Contribution to Toronto: The GE-Hitachi plant may not have been what urban planners had in mind when they developed the concept of complete communities, but in many ways the plant is a model industrial neighbour: an unassuming building that employs more than 50 people in high-paying, high-skill manufacturing, and administrative positions. “Many employees walk to work and live in the neighbourhood,” White said.
And at a time when retail jobs are plentiful but provide low-paying, low-skill labour to recent Social Sciences grads, plants like this help diversify the local economy and can serve as important economic engines for local communities and the city as a whole.
Secret to longevity: Providing an indispensable and highly specialized material to the leading player in the energy sector.
Photo: Sean DeCory/The Grid
Address: 195 McCaul St., #COL
History: Kalman Silverstein started the Baldwin Village bakery when most of Toronto’s Jewish community lived in the area south of College Street. But good business enticed the Silversteins to move to their current space just steps from U of T and the hospitals of University Avenue in 1953.
Controversy: The bakery doesn’t have a shop on the premises to sell to walk-ins, likely losing out on the student crowd looking to pick up quality bread on their way home from class. “But we can’t really have people coming in here and handling bread off the lines,” co-owner Jeff Silverstein told The Grid earlier this year.
Contribution to Toronto: Eaten at a Jewish deli in Toronto? Then you’ve experienced first-hand what Silverstein’s brings to the city—some of the best rye bread this side of Schwartz’s Deli in Montreal, served up by delis, caterers like Druxy’s, and some of Toronto’s finest hotels.
Secret to longevity: Pre-holiday orders! The hustle and bustle of filling seasonal demands meant co-owner Mark Silverstein didn’t have 10 minutes to talk to me recently about the business that he and his brothers operate, the third generation to do so since the bakery opened. “I wish business was like this all year,” Mark says.

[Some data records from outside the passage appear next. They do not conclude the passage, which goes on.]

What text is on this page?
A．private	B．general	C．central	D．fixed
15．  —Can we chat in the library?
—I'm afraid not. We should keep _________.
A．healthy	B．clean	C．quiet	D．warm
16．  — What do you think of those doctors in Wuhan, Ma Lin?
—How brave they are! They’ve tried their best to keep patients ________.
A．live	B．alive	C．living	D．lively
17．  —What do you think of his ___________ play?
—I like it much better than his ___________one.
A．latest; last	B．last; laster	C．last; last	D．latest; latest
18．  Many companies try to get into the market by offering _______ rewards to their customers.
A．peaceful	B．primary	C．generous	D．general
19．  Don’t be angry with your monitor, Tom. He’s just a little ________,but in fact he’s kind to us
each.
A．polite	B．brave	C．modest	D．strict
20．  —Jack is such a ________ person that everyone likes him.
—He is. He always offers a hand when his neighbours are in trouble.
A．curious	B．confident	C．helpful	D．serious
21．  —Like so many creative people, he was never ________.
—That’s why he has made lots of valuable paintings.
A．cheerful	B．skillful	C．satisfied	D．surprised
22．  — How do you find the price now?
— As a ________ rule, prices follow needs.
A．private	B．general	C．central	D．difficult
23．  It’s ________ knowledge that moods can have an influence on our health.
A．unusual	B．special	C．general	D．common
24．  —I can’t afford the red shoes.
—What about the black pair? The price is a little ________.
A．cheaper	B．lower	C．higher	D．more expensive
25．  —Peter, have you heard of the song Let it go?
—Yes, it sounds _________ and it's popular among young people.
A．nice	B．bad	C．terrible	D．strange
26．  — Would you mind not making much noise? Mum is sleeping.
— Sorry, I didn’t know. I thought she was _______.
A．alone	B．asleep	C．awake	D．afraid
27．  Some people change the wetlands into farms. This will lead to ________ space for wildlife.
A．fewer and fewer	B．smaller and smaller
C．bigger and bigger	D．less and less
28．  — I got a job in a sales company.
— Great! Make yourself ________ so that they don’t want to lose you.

Quality Meat Packers Limited
Photo: Charla Jones/Toronto Star
Address: 2 Tecumseth St., #KGW
History: For better or worse, this abattoir has made the sights, smells, and sounds of processing hogs a part of the nearby King West and Liberty Village neighbourhoods. And after more than 80 years in operation at its facility near Tecumseth and Niagara, it remains one of the oldest fixtures of the community.
Quality Meat Packers has also withstood the onslaught of condo development in recent years that has razed the area’s industrial past over the past 15 years. In fact, the factory is moving forward with a much-needed upgrade, thanks to a $3 million grant from the federal government in April 2012 as part of a national $60 million Slaughterhouse Improvement Program.
Controversy: The $3 million taxpayer-funded renovation struck many local residents as too much, and some organized petitions against it. It’s one thing to witness hogs being led to the slaughter as you walk the dog in Stanley Park, but quite another to pay for improvements to the plant, ensuring it remains a neighbour far longer than many would like.
In July 2011, concerned residents actually captured video of pigs kept in transport trucks in the summer heat en route to the plant, leading to further criticism from neighbours and animal-rights activists alike.
Contribution to Toronto: If you’re a fan of locally processed pork products, you may have benefitted from Quality Meat Packers. But it’s also estimated the plant employs roughly 800 workers, many of whom live in the GTA.
Secret to longevity: Many people like eating animals. Some of which are pigs.